顧辭年胳膊一伸,一個用力将時阡摟進懷裏,力氣大到要把人融進身體裏。
“唔…你想嘞死我!”
顧辭年急忙松開手。
時阡用手指輕輕撫平顧辭年的眉,“你別皺眉醜死了。”
顧辭年聞聲身體一僵,耳邊閃過一個人嘶啞無氣的聲音:“殿…下…別皺…眉…醜…死了。”
時阡緩過勁來,擡眼看向顧辭年。
他的眼底發紅,眼眸一片死寂,面上露出幾分凄楚,臉龐白的幾乎沒有血色,蒼白冰涼的手指摩擦着時阡的臉,整個人快要碎掉了。
“你怎麽了?”時阡有些不知所措,他從未見過這樣的顧辭年。
顧辭年垂下眼手用力攥緊,直到手心摳破出血,才擡起來,笑道:“沒事。
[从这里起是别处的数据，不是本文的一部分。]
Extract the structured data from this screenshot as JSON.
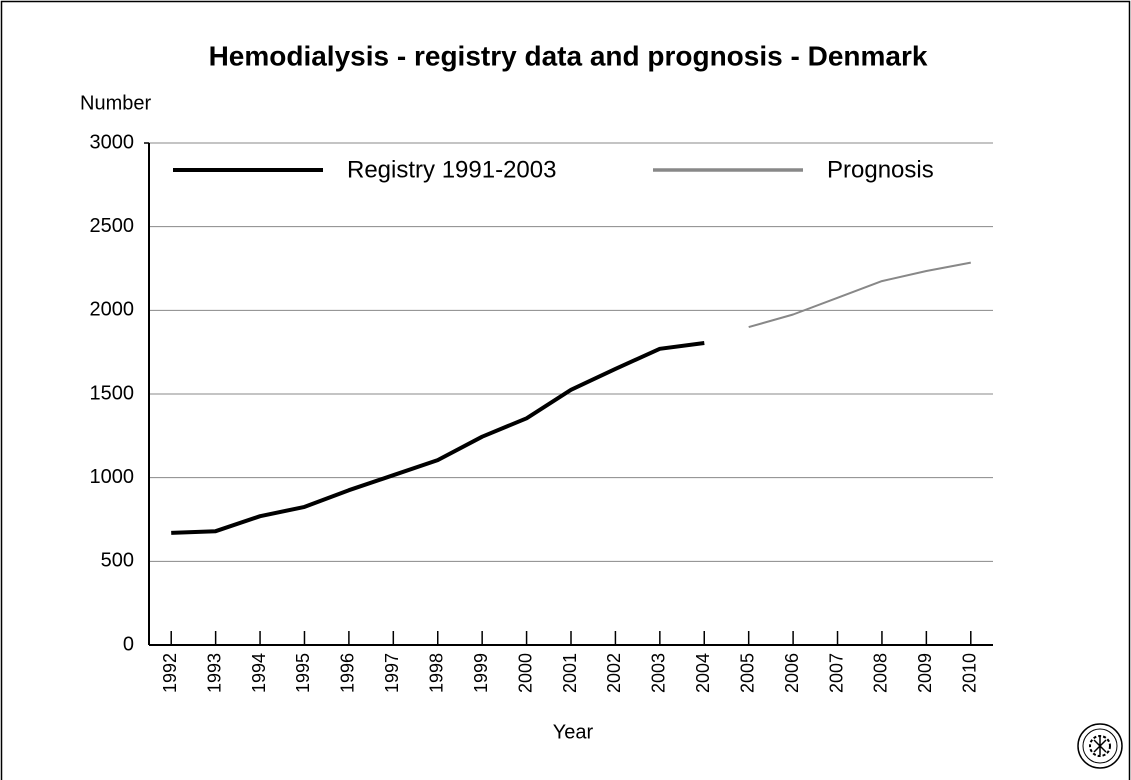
{
  "chart_data": {
    "type": "line",
    "title": "Hemodialysis - registry data and prognosis - Denmark",
    "y_label": "Number",
    "x_label": "Year",
    "categories": [
      "1992",
      "1993",
      "1994",
      "1995",
      "1996",
      "1997",
      "1998",
      "1999",
      "2000",
      "2001",
      "2002",
      "2003",
      "2004",
      "2005",
      "2006",
      "2007",
      "2008",
      "2009",
      "2010"
    ],
    "series": [
      {
        "name": "Registry 1991-2003",
        "color": "#000000",
        "width": 4,
        "values": [
          670,
          680,
          770,
          825,
          925,
          1015,
          1105,
          1245,
          1355,
          1525,
          1650,
          1770,
          1805,
          null,
          null,
          null,
          null,
          null,
          null
        ]
      },
      {
        "name": "Prognosis",
        "color": "#888888",
        "width": 2,
        "values": [
          null,
          null,
          null,
          null,
          null,
          null,
          null,
          null,
          null,
          null,
          null,
          null,
          null,
          1900,
          1975,
          2075,
          2175,
          2235,
          2285
        ]
      }
    ],
    "ylim": [
      0,
      3000
    ],
    "yticks": [
      0,
      500,
      1000,
      1500,
      2000,
      2500,
      3000
    ],
    "grid": true,
    "legend": "top"
  }
}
”
時阡有些恍惚,顧辭年跟川劇變臉似的,神色立馬恢複了正常,仿佛剛才要破碎的人不是他。
随着車子平穩定下,車內壓抑的氣息終于消失。
左傾将時阡送到了咖啡館,江溫白也在這下了車,本來他不想下的,想和左傾多待會的,聯系方式還沒要到呢。
誰讓左傾一腳将他踹了下去。
左傾煩得要死,忍無可忍一腳将江溫白踹下去了,這個死變态跟自己要一路聯系方式了,說自己不喜歡男的都不行。
難道真讓他把屌套出來給他看嘛!
草,傻逼。
時阡本想跟顧辭年再說句話,但從剛才開始顧辭年就一直心不在焉,不知道在想什麽。
算了!
左傾猛地一腳踩下油門,車子如同離弦之箭一般瞬間沖了出去,眨眼間便消失在了原地。
随着那令人厭煩的家夥離去,車內頓時陷入一片寧靜之中。
他透過後視鏡随意地瞥了一眼,卻被眼前所見驚得心頭一震——只見顧辭年靜靜地坐在那裏,身上散發着一種莫名的破碎感。
那原本俊朗的面容此刻顯得有些蒼白,眼神空洞而迷茫,仿佛失去了靈魂一般。
"殿下?" 左傾忍不住輕聲喚道。
然而,顧辭年只是默默地望着車窗外飛速倒退的景象,似乎對周圍的一切都毫無察覺。
過了好一會兒,他才緩緩合上雙眼,用那低沉沙啞的嗓音說道:"送我回去......" 這簡單的四個字,卻帶着無盡的疲憊和哀傷,讓人聽了不禁心生憐憫。